最近のプロセスはクラウドやコンテナ技術上で動かします。これらの中では非常に小さなCPUリソースで動かすことも多いでしょう。そのような環境では、バックグランドで実行され処理によってCPUリソースが奪われ、アプリケーションの実行時間が延びることあります。
Java はこの様なことを避けるためコンテナやクラウドに与えられたリソースを自動で検知して、バックグラウンドで使用するリソース量を自動で調整する機能があります。この機能は OpenJDK 10 以降でどんどん機能が拡充しています。そのため、Java を使って開発して、OpenJDK を使って動かす場合にはできるだけ新しいバージョンを使うことをお奨めします。
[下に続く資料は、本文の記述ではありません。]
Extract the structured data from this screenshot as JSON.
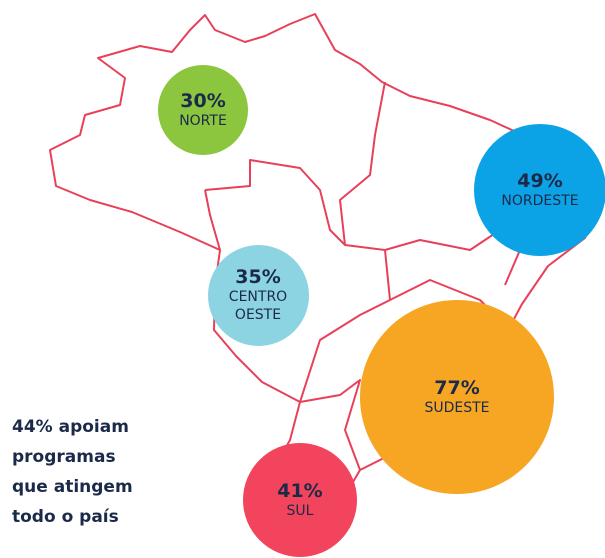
{
  "regions": [
    {
      "name": "NORTE",
      "value": 30,
      "value_label": "30%",
      "color": "#8cc63f"
    },
    {
      "name": "NORDESTE",
      "value": 49,
      "value_label": "49%",
      "color": "#0ba3e6"
    },
    {
      "name": "CENTRO OESTE",
      "value": 35,
      "value_label": "35%",
      "color": "#8dd4e3"
    },
    {
      "name": "SUDESTE",
      "value": 77,
      "value_label": "77%",
      "color": "#f6a623"
    },
    {
      "name": "SUL",
      "value": 41,
      "value_label": "41%",
      "color": "#f2445c"
    }
  ],
  "note": [
    "44% apoiam",
    "programas",
    "que atingem",
    "todo o país"
  ]
}
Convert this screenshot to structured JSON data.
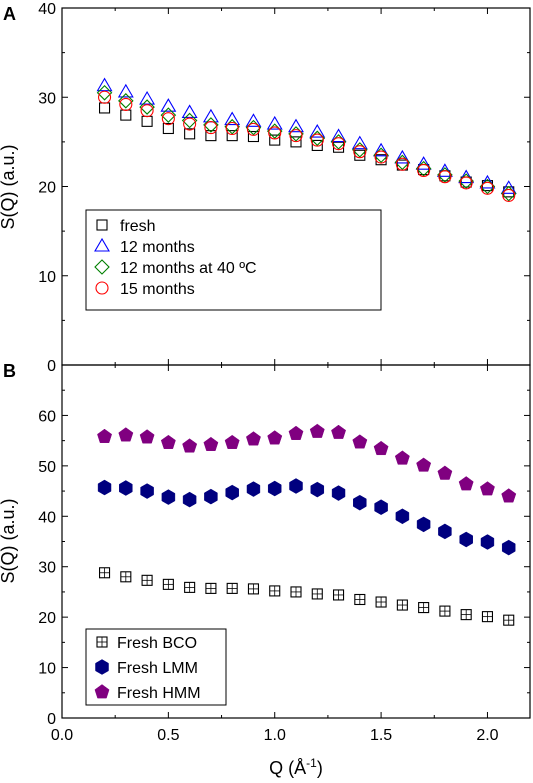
{
  "chart_data": [
    {
      "panel": "A",
      "type": "scatter",
      "xlabel": "",
      "ylabel": "S(Q) (a.u.)",
      "xlim": [
        0,
        2.2
      ],
      "ylim": [
        0,
        40
      ],
      "xticks": [
        0.0,
        0.5,
        1.0,
        1.5,
        2.0
      ],
      "yticks": [
        0,
        10,
        20,
        30,
        40
      ],
      "show_x_tick_labels": false,
      "grid": false,
      "legend": "lower-left",
      "x": [
        0.2,
        0.3,
        0.4,
        0.5,
        0.6,
        0.7,
        0.8,
        0.9,
        1.0,
        1.1,
        1.2,
        1.3,
        1.4,
        1.5,
        1.6,
        1.7,
        1.8,
        1.9,
        2.0,
        2.1
      ],
      "series": [
        {
          "name": "fresh",
          "marker": "square",
          "color": "#000000",
          "values": [
            28.8,
            28.0,
            27.3,
            26.5,
            25.9,
            25.7,
            25.7,
            25.6,
            25.2,
            25.0,
            24.6,
            24.4,
            23.5,
            23.0,
            22.4,
            21.9,
            21.2,
            20.5,
            20.1,
            19.4
          ]
        },
        {
          "name": "12 months",
          "marker": "triangle",
          "color": "#0000ff",
          "values": [
            31.3,
            30.6,
            29.8,
            29.0,
            28.3,
            27.8,
            27.5,
            27.3,
            27.0,
            26.7,
            26.1,
            25.6,
            24.8,
            24.0,
            23.2,
            22.5,
            21.7,
            21.0,
            20.4,
            19.8
          ]
        },
        {
          "name": "12 months at 40 ºC",
          "marker": "diamond",
          "color": "#008000",
          "values": [
            30.5,
            29.6,
            28.9,
            28.0,
            27.4,
            26.9,
            26.7,
            26.6,
            26.2,
            25.9,
            25.4,
            25.0,
            24.1,
            23.5,
            22.7,
            22.0,
            21.3,
            20.6,
            20.0,
            19.2
          ]
        },
        {
          "name": "15 months",
          "marker": "circle",
          "color": "#ff0000",
          "values": [
            30.0,
            29.2,
            28.5,
            27.6,
            27.0,
            26.6,
            26.5,
            26.4,
            26.0,
            25.7,
            25.2,
            24.8,
            23.9,
            23.3,
            22.5,
            21.8,
            21.1,
            20.4,
            19.8,
            19.0
          ]
        }
      ]
    },
    {
      "panel": "B",
      "type": "scatter",
      "xlabel": "Q (Å⁻¹)",
      "ylabel": "S(Q) (a.u.)",
      "xlim": [
        0,
        2.2
      ],
      "ylim": [
        0,
        70
      ],
      "xticks": [
        0.0,
        0.5,
        1.0,
        1.5,
        2.0
      ],
      "yticks": [
        0,
        10,
        20,
        30,
        40,
        50,
        60
      ],
      "show_x_tick_labels": true,
      "grid": false,
      "legend": "lower-left",
      "x": [
        0.2,
        0.3,
        0.4,
        0.5,
        0.6,
        0.7,
        0.8,
        0.9,
        1.0,
        1.1,
        1.2,
        1.3,
        1.4,
        1.5,
        1.6,
        1.7,
        1.8,
        1.9,
        2.0,
        2.1
      ],
      "series": [
        {
          "name": "Fresh BCO",
          "marker": "square-cross",
          "color": "#000000",
          "values": [
            28.8,
            28.0,
            27.3,
            26.5,
            25.9,
            25.7,
            25.7,
            25.6,
            25.2,
            25.0,
            24.6,
            24.4,
            23.5,
            23.0,
            22.4,
            21.9,
            21.2,
            20.5,
            20.1,
            19.4
          ]
        },
        {
          "name": "Fresh LMM",
          "marker": "hexagon",
          "color": "#00007f",
          "values": [
            45.7,
            45.6,
            45.0,
            43.8,
            43.3,
            43.9,
            44.7,
            45.4,
            45.5,
            46.0,
            45.3,
            44.6,
            42.7,
            41.8,
            40.0,
            38.4,
            37.0,
            35.4,
            34.9,
            33.8
          ]
        },
        {
          "name": "Fresh HMM",
          "marker": "pentagon",
          "color": "#800080",
          "values": [
            55.8,
            56.1,
            55.7,
            54.6,
            53.9,
            54.2,
            54.6,
            55.3,
            55.5,
            56.4,
            56.8,
            56.6,
            54.7,
            53.4,
            51.5,
            50.1,
            48.5,
            46.4,
            45.4,
            44.0
          ]
        }
      ]
    }
  ],
  "panels": {
    "a": {
      "label": "A",
      "ylabel": "S(Q) (a.u.)"
    },
    "b": {
      "label": "B",
      "ylabel": "S(Q) (a.u.)",
      "xlabel_main": "Q (Å",
      "xlabel_sup": "-1",
      "xlabel_end": ")"
    }
  }
}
また、この問題はバックグラウンドに問題がなくてもアプリケーション側の設定でも発生します。今回は、5 回のリクエストを実行しました。これらは 5 つのスレッドでそれぞれ実行されました。逐次で実行したためリソースの奪い合いは発生しません。ですが、1 コアしかないのに CPU リソースを使う処理が 2 スレッドで動作すると CPU リソースを奪い合うため、同様に処理時間が延びます。
妨害なくアプリケーションを適切に処理するには、アプリケーションやそのランタイムが使用するリソースを把握して、インフラのリソースを適切に与える必要があります。